OBJECTIVE
This study aims to investigate the efficacy of incorporating blastocoel area into AI model training to enhance the accuracy of predicting trophectoderm (TE) grades.
MATERIALS AND METHODS
A dataset comprising 2,163 single static images of day-5 fresh embryos was gathered from six in vitro fertilization (IVF) clinics spanning the period from June 2011 to May 2022.The study focused on embryos at stages 4 and 5, excluding any at the cleavage or hatched stages. Five experienced embryologists conducted manual annotations of the inner cell mass (ICM), ring-shaped parts of TE (rTE), and blastocoel boundaries. We evaluated model performance using a 3-fold cross-validation approach, comparing three configurations: rTE regions only, rTE combined with blastocoel and ICM, and rTE combined with blastocoel but excluding ICM. Additionally, Grad-CAM analysis was used to identify the model's focal points during training.
RESULTS
Comparative analysis of predictive accuracy among the three model configurations revealed that the model integrating both rTE and blastocoel regions, while excluding the ICM area, demonstrated superior and consistent performance, yielding a mean AUROC of 0.885 with a mean standard deviation of 0.012. Including the ICM slightly reduced performance.
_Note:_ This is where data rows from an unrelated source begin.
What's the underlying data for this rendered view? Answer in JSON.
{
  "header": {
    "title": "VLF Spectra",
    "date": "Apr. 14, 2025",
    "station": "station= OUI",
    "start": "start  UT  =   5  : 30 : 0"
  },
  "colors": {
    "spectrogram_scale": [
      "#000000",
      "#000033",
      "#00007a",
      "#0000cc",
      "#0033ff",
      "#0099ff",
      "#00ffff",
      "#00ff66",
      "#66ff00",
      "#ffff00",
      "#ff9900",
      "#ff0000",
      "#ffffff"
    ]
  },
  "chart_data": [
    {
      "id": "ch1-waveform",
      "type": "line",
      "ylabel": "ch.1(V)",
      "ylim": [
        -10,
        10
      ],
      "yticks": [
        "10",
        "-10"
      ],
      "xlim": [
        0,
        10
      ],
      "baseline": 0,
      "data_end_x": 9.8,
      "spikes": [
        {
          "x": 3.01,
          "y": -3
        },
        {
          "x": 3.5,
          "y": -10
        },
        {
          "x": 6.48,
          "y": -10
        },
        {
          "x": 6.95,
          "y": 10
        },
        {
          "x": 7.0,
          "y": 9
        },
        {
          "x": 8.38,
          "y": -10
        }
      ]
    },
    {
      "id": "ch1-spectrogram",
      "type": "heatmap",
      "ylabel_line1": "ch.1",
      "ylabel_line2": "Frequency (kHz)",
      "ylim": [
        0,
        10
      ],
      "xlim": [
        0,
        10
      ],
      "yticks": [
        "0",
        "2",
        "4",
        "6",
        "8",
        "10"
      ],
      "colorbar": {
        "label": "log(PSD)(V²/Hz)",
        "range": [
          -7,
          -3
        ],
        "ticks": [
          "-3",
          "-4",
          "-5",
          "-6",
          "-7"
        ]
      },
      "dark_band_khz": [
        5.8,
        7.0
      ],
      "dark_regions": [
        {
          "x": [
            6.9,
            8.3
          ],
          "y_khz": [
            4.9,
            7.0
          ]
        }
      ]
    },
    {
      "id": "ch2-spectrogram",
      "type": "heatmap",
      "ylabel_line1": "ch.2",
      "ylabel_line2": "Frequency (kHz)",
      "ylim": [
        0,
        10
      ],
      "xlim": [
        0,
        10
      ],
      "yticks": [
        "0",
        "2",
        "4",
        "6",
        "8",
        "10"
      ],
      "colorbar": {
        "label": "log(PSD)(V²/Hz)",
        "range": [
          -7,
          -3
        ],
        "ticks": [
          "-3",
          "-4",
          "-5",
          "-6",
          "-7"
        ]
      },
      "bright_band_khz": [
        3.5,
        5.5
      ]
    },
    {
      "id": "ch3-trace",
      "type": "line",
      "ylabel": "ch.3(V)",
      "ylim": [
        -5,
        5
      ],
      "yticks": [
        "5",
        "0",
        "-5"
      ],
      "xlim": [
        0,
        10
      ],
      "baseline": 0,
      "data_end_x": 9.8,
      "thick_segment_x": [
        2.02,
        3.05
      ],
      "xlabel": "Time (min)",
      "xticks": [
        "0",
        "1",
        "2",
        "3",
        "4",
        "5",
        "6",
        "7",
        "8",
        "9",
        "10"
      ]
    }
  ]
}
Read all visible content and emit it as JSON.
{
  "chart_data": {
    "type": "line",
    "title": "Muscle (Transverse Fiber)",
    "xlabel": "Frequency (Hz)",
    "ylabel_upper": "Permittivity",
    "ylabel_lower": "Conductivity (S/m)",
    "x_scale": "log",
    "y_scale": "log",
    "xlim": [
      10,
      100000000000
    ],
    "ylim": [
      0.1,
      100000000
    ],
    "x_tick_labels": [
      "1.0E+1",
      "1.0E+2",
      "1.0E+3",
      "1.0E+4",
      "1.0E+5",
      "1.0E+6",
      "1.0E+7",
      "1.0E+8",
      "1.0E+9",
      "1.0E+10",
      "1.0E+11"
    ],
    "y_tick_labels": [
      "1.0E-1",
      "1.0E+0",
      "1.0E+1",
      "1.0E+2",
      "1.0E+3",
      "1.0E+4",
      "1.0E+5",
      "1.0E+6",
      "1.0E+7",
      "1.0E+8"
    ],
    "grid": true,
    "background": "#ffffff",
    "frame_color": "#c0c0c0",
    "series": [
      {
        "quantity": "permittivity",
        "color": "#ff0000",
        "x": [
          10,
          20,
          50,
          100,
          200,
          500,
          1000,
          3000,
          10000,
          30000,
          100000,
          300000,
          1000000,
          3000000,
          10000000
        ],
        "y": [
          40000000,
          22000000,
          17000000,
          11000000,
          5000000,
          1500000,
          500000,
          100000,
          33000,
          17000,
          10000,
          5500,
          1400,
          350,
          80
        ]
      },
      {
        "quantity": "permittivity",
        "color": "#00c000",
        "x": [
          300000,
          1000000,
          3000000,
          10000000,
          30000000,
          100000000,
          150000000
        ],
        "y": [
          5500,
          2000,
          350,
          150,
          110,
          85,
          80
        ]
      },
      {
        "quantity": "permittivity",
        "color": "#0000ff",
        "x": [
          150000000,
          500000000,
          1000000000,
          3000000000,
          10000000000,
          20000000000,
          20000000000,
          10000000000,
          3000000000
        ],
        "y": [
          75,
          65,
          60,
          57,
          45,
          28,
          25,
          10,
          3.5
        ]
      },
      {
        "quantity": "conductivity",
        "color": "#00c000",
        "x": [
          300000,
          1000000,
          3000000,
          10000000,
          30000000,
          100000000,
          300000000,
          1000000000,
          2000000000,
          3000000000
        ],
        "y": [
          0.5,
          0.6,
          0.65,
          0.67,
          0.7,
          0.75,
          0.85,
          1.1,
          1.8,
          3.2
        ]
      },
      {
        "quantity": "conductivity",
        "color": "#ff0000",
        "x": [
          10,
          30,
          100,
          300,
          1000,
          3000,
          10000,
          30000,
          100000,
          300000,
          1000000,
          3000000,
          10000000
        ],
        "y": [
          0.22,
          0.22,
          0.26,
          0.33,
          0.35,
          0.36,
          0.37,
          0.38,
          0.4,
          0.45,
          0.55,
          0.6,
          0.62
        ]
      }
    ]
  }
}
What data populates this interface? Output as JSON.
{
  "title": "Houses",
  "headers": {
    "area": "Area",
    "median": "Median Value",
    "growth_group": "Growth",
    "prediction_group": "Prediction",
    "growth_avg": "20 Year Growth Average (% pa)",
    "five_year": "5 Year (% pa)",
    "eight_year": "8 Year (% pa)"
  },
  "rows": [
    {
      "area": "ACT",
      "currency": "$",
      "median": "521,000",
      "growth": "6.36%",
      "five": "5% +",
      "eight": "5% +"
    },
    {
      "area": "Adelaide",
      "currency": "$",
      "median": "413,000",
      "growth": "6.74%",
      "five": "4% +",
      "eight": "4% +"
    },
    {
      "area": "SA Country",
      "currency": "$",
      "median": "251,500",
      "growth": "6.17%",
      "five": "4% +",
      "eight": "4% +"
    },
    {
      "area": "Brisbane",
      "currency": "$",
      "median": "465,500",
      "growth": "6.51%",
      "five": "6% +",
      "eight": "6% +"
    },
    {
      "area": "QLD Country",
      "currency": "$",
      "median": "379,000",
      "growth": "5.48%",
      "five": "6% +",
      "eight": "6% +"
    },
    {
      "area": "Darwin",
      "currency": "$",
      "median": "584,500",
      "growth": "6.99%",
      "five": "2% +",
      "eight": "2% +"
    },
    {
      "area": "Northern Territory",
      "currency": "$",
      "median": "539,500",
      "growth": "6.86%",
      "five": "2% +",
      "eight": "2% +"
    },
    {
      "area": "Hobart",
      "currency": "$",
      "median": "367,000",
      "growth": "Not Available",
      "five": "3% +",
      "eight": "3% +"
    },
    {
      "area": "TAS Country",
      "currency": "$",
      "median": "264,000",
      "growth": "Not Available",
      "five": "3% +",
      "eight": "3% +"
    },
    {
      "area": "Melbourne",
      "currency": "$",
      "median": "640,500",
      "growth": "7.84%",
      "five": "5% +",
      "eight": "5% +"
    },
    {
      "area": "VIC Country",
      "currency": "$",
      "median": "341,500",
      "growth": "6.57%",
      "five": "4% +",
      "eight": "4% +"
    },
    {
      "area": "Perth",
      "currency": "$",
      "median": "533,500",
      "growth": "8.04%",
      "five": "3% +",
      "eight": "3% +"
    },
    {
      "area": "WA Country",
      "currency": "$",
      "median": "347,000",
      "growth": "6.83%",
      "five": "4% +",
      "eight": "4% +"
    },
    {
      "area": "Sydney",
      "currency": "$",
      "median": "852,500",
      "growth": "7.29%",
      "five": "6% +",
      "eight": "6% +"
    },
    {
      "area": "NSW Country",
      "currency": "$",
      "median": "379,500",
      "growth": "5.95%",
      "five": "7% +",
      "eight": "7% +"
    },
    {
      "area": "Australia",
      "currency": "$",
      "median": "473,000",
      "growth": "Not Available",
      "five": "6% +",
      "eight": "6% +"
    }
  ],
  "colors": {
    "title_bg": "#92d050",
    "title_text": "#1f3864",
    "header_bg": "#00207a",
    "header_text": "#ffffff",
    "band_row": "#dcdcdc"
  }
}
The Grad-CAM analysis showed that the model occasionally focused on the ICM area when trained with both ICM and TE information.
CONCLUSIONS
TE grading is an essential part of blastocyst assessment. While many researchers focus on the cross section of TE for evaluation, and AI predominantly analyzes this through segmentation, our findings emphasize the importance of including blastocoel information alongside TE regions to improve TE grade predictions. Excluding the ICM from training helps mitigate bias and enhances predictive performance, focusing solely on the TE. This approach increases precision in embryo assessment.
IMPACT STATEMENT
This study advocates for the integration of blastocoel area information into AI model training to optimize TE grade prediction accuracy. Furthermore, the deliberate exclusion of the ICM region offers a strategy to ameliorate errors stemming from inadvertent learning of irrelevant features, thereby enhancing model reliability and efficacy in clinical settings.